Health-care costs are escalating everywhere, and most governments are in denial about the impending problems. According to current research, from Boston Consulting Group and McKinsey & Co, mHealth can reduce diagnosis, monitoring and training costs by 15-25 percent in industrialized countries and by as much as 50 percent in developing nations. It’s no wonder, says O’Callaghan, that telecom companies are trying to position themselves as health-care brands.
He also sees the People’s Republic of China as the place where mHealth could reach critical mass. The country’s autocratic government can implement any program it wants. As productivity increases, so do public expectations about health care, and it becomes expedient to keep people happy by keeping them healthy.
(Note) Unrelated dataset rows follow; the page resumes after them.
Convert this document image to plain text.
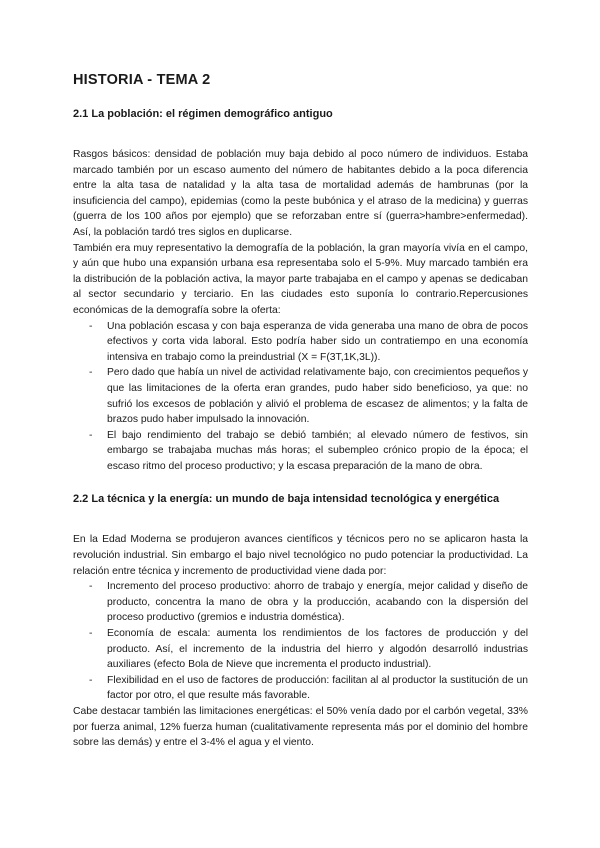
HISTORIA - TEMA 2
2.1 La población: el régimen demográfico antiguo

Rasgos básicos: densidad de población muy baja debido al poco número de individuos. Estaba marcado también por un escaso aumento del número de habitantes debido a la poca diferencia entre la alta tasa de natalidad y la alta tasa de mortalidad además de hambrunas (por la insuficiencia del campo), epidemias (como la peste bubónica y el atraso de la medicina) y guerras (guerra de los 100 años por ejemplo) que se reforzaban entre sí (guerra>hambre>enfermedad). Así, la población tardó tres siglos en duplicarse.

También era muy representativo la demografía de la población, la gran mayoría vivía en el campo, y aún que hubo una expansión urbana esa representaba solo el 5-9%. Muy marcado también era la distribución de la población activa, la mayor parte trabajaba en el campo y apenas se dedicaban al sector secundario y terciario. En las ciudades esto suponía lo contrario.Repercusiones económicas de la demografía sobre la oferta:

- Una población escasa y con baja esperanza de vida generaba una mano de obra de pocos efectivos y corta vida laboral. Esto podría haber sido un contratiempo en una economía intensiva en trabajo como la preindustrial (X = F(3T,1K,3L)).
- Pero dado que había un nivel de actividad relativamente bajo, con crecimientos pequeños y que las limitaciones de la oferta eran grandes, pudo haber sido beneficioso, ya que: no sufrió los excesos de población y alivió el problema de escasez de alimentos; y la falta de brazos pudo haber impulsado la innovación.
- El bajo rendimiento del trabajo se debió también; al elevado número de festivos, sin embargo se trabajaba muchas más horas; el subempleo crónico propio de la época; el escaso ritmo del proceso productivo; y la escasa preparación de la mano de obra.
2.2 La técnica y la energía: un mundo de baja intensidad tecnológica y energética

En la Edad Moderna se produjeron avances científicos y técnicos pero no se aplicaron hasta la revolución industrial. Sin embargo el bajo nivel tecnológico no pudo potenciar la productividad. La relación entre técnica y incremento de productividad viene dada por:

- Incremento del proceso productivo: ahorro de trabajo y energía, mejor calidad y diseño de producto, concentra la mano de obra y la producción, acabando con la dispersión del proceso productivo (gremios e industria doméstica).
- Economía de escala: aumenta los rendimientos de los factores de producción y del producto. Así, el incremento de la industria del hierro y algodón desarrolló industrias auxiliares (efecto Bola de Nieve que incrementa el producto industrial).
- Flexibilidad en el uso de factores de producción: facilitan al al productor la sustitución de un factor por otro, el que resulte más favorable.

Cabe destacar también las limitaciones energéticas: el 50% venía dado por el carbón vegetal, 33% por fuerza animal, 12% fuerza human (cualitativamente representa más por el dominio del hombre sobre las demás) y entre el 3-4% el agua y el viento.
China’s cell-phone penetration is about 75 percent, or about 800 million devices.
Patel thinks Africa will be the petri dish because substantial improvement will be relatively easy to achieve. Mobile technology is also considered a high-status symbol across the continent, and mHealth can be used as a currency.
He adds the cautionary note that mHealth produces enormous amounts of data, and that begs the question “who gets access?” Yet regardless of where or how this health-care trend catches fire, it could well sweep back into Western countries with the momentum of huge efficiencies and economic savings.
Health care around the world needs a better model, almost a cliche of “not if but when.” This disruptive capacity of mHealth may well happen first in the townships of South Africa or the cities of China. Once industrialized countries get over the irony, they could realize that challenging traditional orthodoxies may not be as scary as it seems.